There's gold in them thar hills. All you gotta do is just dig it out. Stupidity is big business, with big money to be had from those dim bulbs out there who believe anything they see on TV.
"Marie Osmond lost 50 pounds of stubborn belly fat on Nutri-System. You can, too!" Everybody knows that if you say 'stubborn belly fat' enough times, the money will flow into the advertiser coffers. And American bellies will still be layered with that stubborn belly fat. Lots of it.
"Serve-Pro; it's like it never even happened." A flood wipes out everything you own, and these guys will swoop in and make your life whole again. The ads said so. Right. They will promise to fix every damn thing, just sign here. And once your check clears, the foot dragging starts. It'll take between now and Kingdom Come for these scalawags to get your life back together, and it will never be exactly to your liking.
"Nothing ever sticks to MY pan, ever." Chef Daniel Green swears that you can buy his Gotham Steel frying pan and throw away all of your cleaning pads, scouring powder and such, just wipe his miracle pan clean with a paper towel. I actually bought into this one myself, stupid me. The pan loses its anti-stick properties after one or two uses.
If you believe these guys, the only thing you will be guaranteed to lose is not your stubborn belly fat. It's your wallet that's going to get skinny, and you will get virtually nothing in return.
Take those ads for reverse mortgages from AAG, featuring smooth talking, handsome Tom Selleck shilling these loans. Stability in retirement is what they are selling. Your home's equity turned into tax free cash, it's like money for nothing and your chicks for free. "It's just another way for the bank to take your house," and Tom poo-poohs this notion. Americans will believe Tom, he's too damn tall and handsome to lie.

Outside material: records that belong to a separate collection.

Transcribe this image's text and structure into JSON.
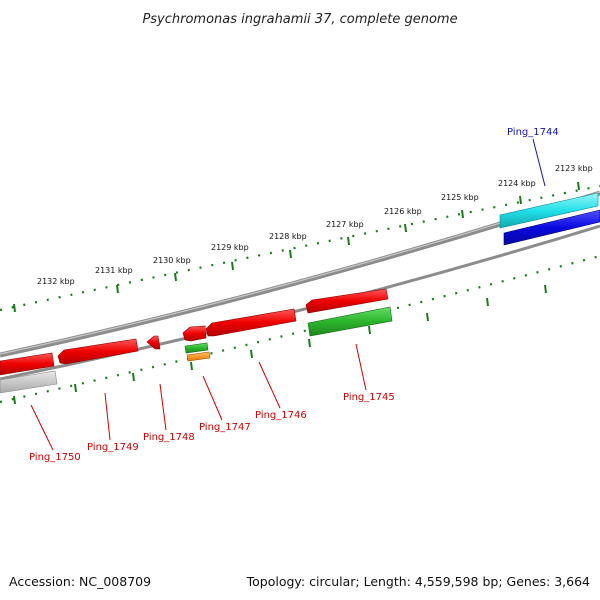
{
  "title": "Psychromonas ingrahamii 37, complete genome",
  "accession": "Accession: NC_008709",
  "topology": "Topology: circular; Length: 4,559,598 bp; Genes: 3,664",
  "kbp_labels": [
    "2123 kbp",
    "2124 kbp",
    "2125 kbp",
    "2126 kbp",
    "2127 kbp",
    "2128 kbp",
    "2129 kbp",
    "2130 kbp",
    "2131 kbp",
    "2132 kbp"
  ],
  "gene_labels": [
    {
      "id": "Ping_1744",
      "color": "#1515b4"
    },
    {
      "id": "Ping_1745",
      "color": "#cc0000"
    },
    {
      "id": "Ping_1746",
      "color": "#cc0000"
    },
    {
      "id": "Ping_1747",
      "color": "#cc0000"
    },
    {
      "id": "Ping_1748",
      "color": "#cc0000"
    },
    {
      "id": "Ping_1749",
      "color": "#cc0000"
    },
    {
      "id": "Ping_1750",
      "color": "#cc0000"
    }
  ],
  "colors": {
    "backbone": "#8a8a8a",
    "tick": "#1a7a1a",
    "cds_forward": "#ee0000",
    "cds_reverse": "#ee0000",
    "gc_skew_plus": "#2cb52c",
    "orange_feature": "#f08a00",
    "cyan_feature": "#22e0e8",
    "blue_feature": "#0a0ae0",
    "gray_feature": "#c0c0c0"
  }
}
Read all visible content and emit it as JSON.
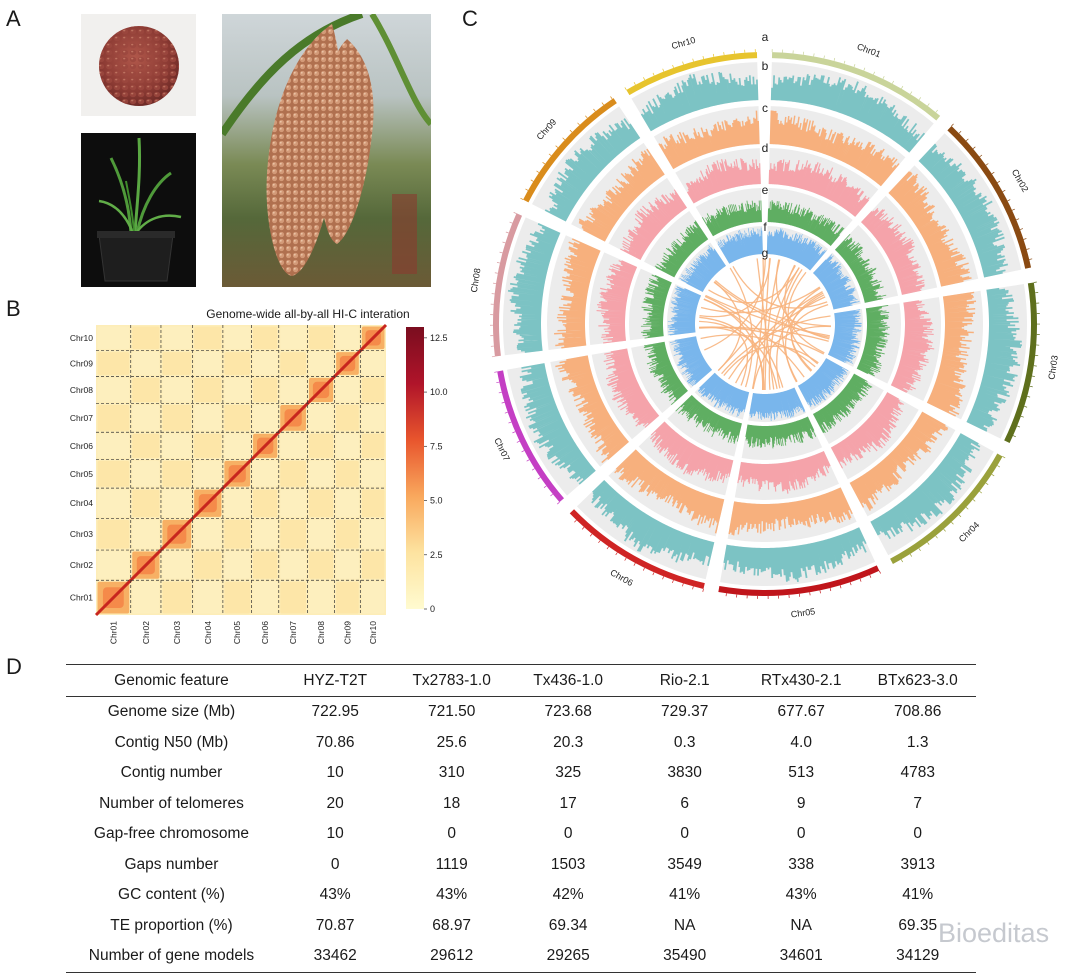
{
  "panels": {
    "a": "A",
    "b": "B",
    "c": "C",
    "d": "D"
  },
  "hic": {
    "title": "Genome-wide all-by-all HI-C interation",
    "colorbar_ticks": [
      "12.5",
      "10.0",
      "7.5",
      "5.0",
      "2.5",
      "0"
    ]
  },
  "chart_data": {
    "type": "heatmap",
    "title": "Genome-wide all-by-all HI-C interation",
    "x_tick_labels": [
      "Chr01",
      "Chr02",
      "Chr03",
      "Chr04",
      "Chr05",
      "Chr06",
      "Chr07",
      "Chr08",
      "Chr09",
      "Chr10"
    ],
    "y_tick_labels": [
      "Chr10",
      "Chr09",
      "Chr08",
      "Chr07",
      "Chr06",
      "Chr05",
      "Chr04",
      "Chr03",
      "Chr02",
      "Chr01"
    ],
    "colorbar_range": [
      0,
      13
    ],
    "colorbar_ticks": [
      0,
      2.5,
      5.0,
      7.5,
      10.0,
      12.5
    ],
    "colormap": [
      "#fffbd0",
      "#fde3a0",
      "#f9a85d",
      "#e8552d",
      "#b0142a",
      "#7a0d1f"
    ]
  },
  "circos": {
    "chromosomes": [
      {
        "name": "Chr01",
        "color": "#c9d49a"
      },
      {
        "name": "Chr02",
        "color": "#8a4a12"
      },
      {
        "name": "Chr03",
        "color": "#5e6f1c"
      },
      {
        "name": "Chr04",
        "color": "#9aa13b"
      },
      {
        "name": "Chr05",
        "color": "#c0151b"
      },
      {
        "name": "Chr06",
        "color": "#cf2424"
      },
      {
        "name": "Chr07",
        "color": "#c43ec4"
      },
      {
        "name": "Chr08",
        "color": "#d89aa0"
      },
      {
        "name": "Chr09",
        "color": "#d98c1c"
      },
      {
        "name": "Chr10",
        "color": "#e7c42d"
      }
    ],
    "track_labels": [
      "a",
      "b",
      "c",
      "d",
      "e",
      "f",
      "g"
    ],
    "track_colors": [
      "#7cc3c4",
      "#f7b07d",
      "#f5a3aa",
      "#5fae62",
      "#79b6ec",
      "#f7b47e"
    ]
  },
  "table": {
    "headers": [
      "Genomic feature",
      "HYZ-T2T",
      "Tx2783-1.0",
      "Tx436-1.0",
      "Rio-2.1",
      "RTx430-2.1",
      "BTx623-3.0"
    ],
    "rows": [
      [
        "Genome size (Mb)",
        "722.95",
        "721.50",
        "723.68",
        "729.37",
        "677.67",
        "708.86"
      ],
      [
        "Contig N50 (Mb)",
        "70.86",
        "25.6",
        "20.3",
        "0.3",
        "4.0",
        "1.3"
      ],
      [
        "Contig number",
        "10",
        "310",
        "325",
        "3830",
        "513",
        "4783"
      ],
      [
        "Number of telomeres",
        "20",
        "18",
        "17",
        "6",
        "9",
        "7"
      ],
      [
        "Gap-free chromosome",
        "10",
        "0",
        "0",
        "0",
        "0",
        "0"
      ],
      [
        "Gaps number",
        "0",
        "1119",
        "1503",
        "3549",
        "338",
        "3913"
      ],
      [
        "GC content (%)",
        "43%",
        "43%",
        "42%",
        "41%",
        "43%",
        "41%"
      ],
      [
        "TE proportion (%)",
        "70.87",
        "68.97",
        "69.34",
        "NA",
        "NA",
        "69.35"
      ],
      [
        "Number of gene models",
        "33462",
        "29612",
        "29265",
        "35490",
        "34601",
        "34129"
      ]
    ]
  },
  "watermark": "Bioeditas"
}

Is Tom lying? Well, technically, probably not. He's reading a script. The reverse mortgage people are counting on the dumb American public to trust these celebrities (and we do), and then watch the money flow in. In fact, it is just another way for the bank to take your house. Tom may not be lying technically, but what he is saying is not what you are signing up for.
We used to call these loans 'second mortgages,' and they are all the same: banks loan money to home owners and use the equity in the home as collateral. Once you sign those papers, the bank just took your house. "You still own your home," Tom croons. Well, not really. The bank has a lien on your house, just like any other instrument such as a home equity line of credit (HELOC), a home equity loan, or some banks even stick to the antiquated term 'second mortgage.'
The only difference in these new fangled reverse mortgages from the old fashioned mortgages is how the loan is repaid. Rather than chip away at the interest and principal each month with a payment, these things are back loaded and are paid in full once the home 'owner' vacates the house: assuming you don't default on the banks terms for maintaining their interests on 'their' property such as failing to fix the leaking roof, pay your annual property taxes or fail to take out home owner's insurance (which would be grounds for immediate eviction of you and your loved ones from the bank's house).
In the good ol' days, home owners would pay off their 30 year mortgage, burn the mortgage paper at the pay off date, and live happily ever after in their free and clear house. And after the Good Lord calls these folks home, the off spring inherit the homestead.
Those days are long gone. The bank now owns the home, until its interests are paid in full after the house is vacated. Which is usually a hefty sum, often equalling the fair market value of the house (which the bank will arbitrarily and unilaterally determine).
These ads, all of them, promise the world to a gullible viewing public. Word of advice: don't believe a word, not a syllable of what these shysters are hawking. It's all crap, and the only winner in any transaction with these guys is them.